On the way to his dressing room, Taylor talks about how amazed he is by the high school students of today -- how all at once old and young they seem. "They're so well-formed and half-baked," he says, cracking a thin smile. "I liked 'em."
"Hi, I'm James," he says, extending his hand. It is hardly surprising to discover that James Taylor is, at the very least, a very kind, open, and warm man; you don't spend a lifetime writing about your drug addiction, the deaths in your family, and your two failed marriages only to hide when someone asks you questions about your work. That would be disingenuous, and James Taylor and that word have never met before, not even in a dark alley.
There was a moment in the late 1960s and early '70s when Taylor turned narcissism into High Art; he made his personal pain very public, and his early records were affecting -- and, to some, infuriating. In 1971, Lester Bangs excoriated Taylor's brand of I-Rock, so called "because most of it is so relentlessly, involutedly egocentric that you finally actually stop hating the punk and just want to take the poor bastard out and get him a drink, and then kick his ass, preferably off a high cliff and into the nearest ocean." Bangs insisted his brand of soft-focus songpoems would be the death of rock and roll. Bangs never took into account that Taylor wasn't a rocker at all, but a Tin Pan Alley refugee who plumbed the depths of his tortured soul in that pretty little voice and proved there was extraordinary truth and beauty in a shitload of pain.
With the sort of wry hatred born only of backhanded affection, Bangs also used to insist that James Taylor was the folk equivalent of Lou Reed: They were dead-end junkies drooling on the street corner waiting for the man to deliver their fix; but where Reed recounted his needle fantasies in a feedback drone, Taylor told his stories of drug-induced madness in a folkie's whine. But Bangs and his ilk thought J.T. was, in the end, a wimp -- his voice as soulful as a rich white boy's can be, his lyrics as introspective as a well-read English-lit major, his guitar-playing as functional as a Timex. And maybe there was some truth to that. As Danny Kortchmar once said: "I joke that I knew James before he was sensitive." And, after all, James Taylor had a kid: Garth Brooks.

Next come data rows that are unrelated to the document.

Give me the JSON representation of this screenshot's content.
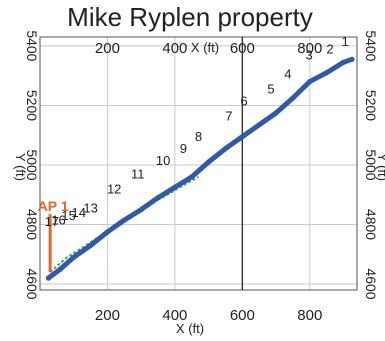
{
  "chart_data": {
    "type": "line",
    "title": "Mike Ryplen property",
    "xlabel": "X (ft)",
    "ylabel": "Y (ft)",
    "xlim": [
      0,
      940
    ],
    "ylim": [
      4580,
      5430
    ],
    "x_ticks": [
      200,
      400,
      600,
      800
    ],
    "y_ticks": [
      4600,
      4800,
      5000,
      5200,
      5400
    ],
    "grid": true,
    "x_marker": 600,
    "well": {
      "name": "AP 1",
      "x": 30,
      "y_top": 4835,
      "y_bottom": 4640,
      "color": "#e8661e"
    },
    "series": [
      {
        "color": "#2f5aa8",
        "x": [
          25,
          60,
          100,
          150,
          200,
          250,
          300,
          350,
          400,
          450,
          500,
          550,
          600,
          650,
          700,
          750,
          800,
          850,
          900,
          925
        ],
        "y": [
          4620,
          4650,
          4690,
          4730,
          4775,
          4815,
          4850,
          4890,
          4925,
          4960,
          5010,
          5055,
          5095,
          5135,
          5175,
          5225,
          5280,
          5310,
          5345,
          5355
        ]
      }
    ],
    "trace_color": "#4aa84a",
    "trace": {
      "x": [
        30,
        80,
        130,
        190,
        250,
        310,
        370,
        430,
        470
      ],
      "y": [
        4640,
        4690,
        4725,
        4770,
        4820,
        4860,
        4895,
        4935,
        4960
      ]
    },
    "stations": [
      {
        "label": "1",
        "x": 905,
        "y": 5400
      },
      {
        "label": "2",
        "x": 860,
        "y": 5375
      },
      {
        "label": "3",
        "x": 798,
        "y": 5355
      },
      {
        "label": "4",
        "x": 735,
        "y": 5290
      },
      {
        "label": "5",
        "x": 685,
        "y": 5240
      },
      {
        "label": "6",
        "x": 605,
        "y": 5200
      },
      {
        "label": "7",
        "x": 560,
        "y": 5150
      },
      {
        "label": "8",
        "x": 470,
        "y": 5080
      },
      {
        "label": "9",
        "x": 425,
        "y": 5040
      },
      {
        "label": "10",
        "x": 365,
        "y": 5000
      },
      {
        "label": "11",
        "x": 290,
        "y": 4955
      },
      {
        "label": "12",
        "x": 220,
        "y": 4905
      },
      {
        "label": "13",
        "x": 150,
        "y": 4840
      },
      {
        "label": "14",
        "x": 115,
        "y": 4825
      },
      {
        "label": "15",
        "x": 85,
        "y": 4815
      },
      {
        "label": "16",
        "x": 55,
        "y": 4800
      },
      {
        "label": "17",
        "x": 35,
        "y": 4795
      }
    ]
  }
}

Truth is, Taylor should have long ago grown weary of performing all these songs: "How Sweet It Is," "Country Road," "Your Smiling Face," "Walking Man," and bloody so on. But he never has, if only because each time he performs some 25-year-old song, it still resonates with him. He still recalls where he was when he wrote it, why he wrote it, how he felt upon its completion, and the first time he performed it for someone. Perhaps that is the ultimate benefit of writing for yourself and, yes, about yourself: The songs always grow with you, and they are forever attached to you. They do not grow old; they merely age with you, taking on experience the way a face takes on wrinkles.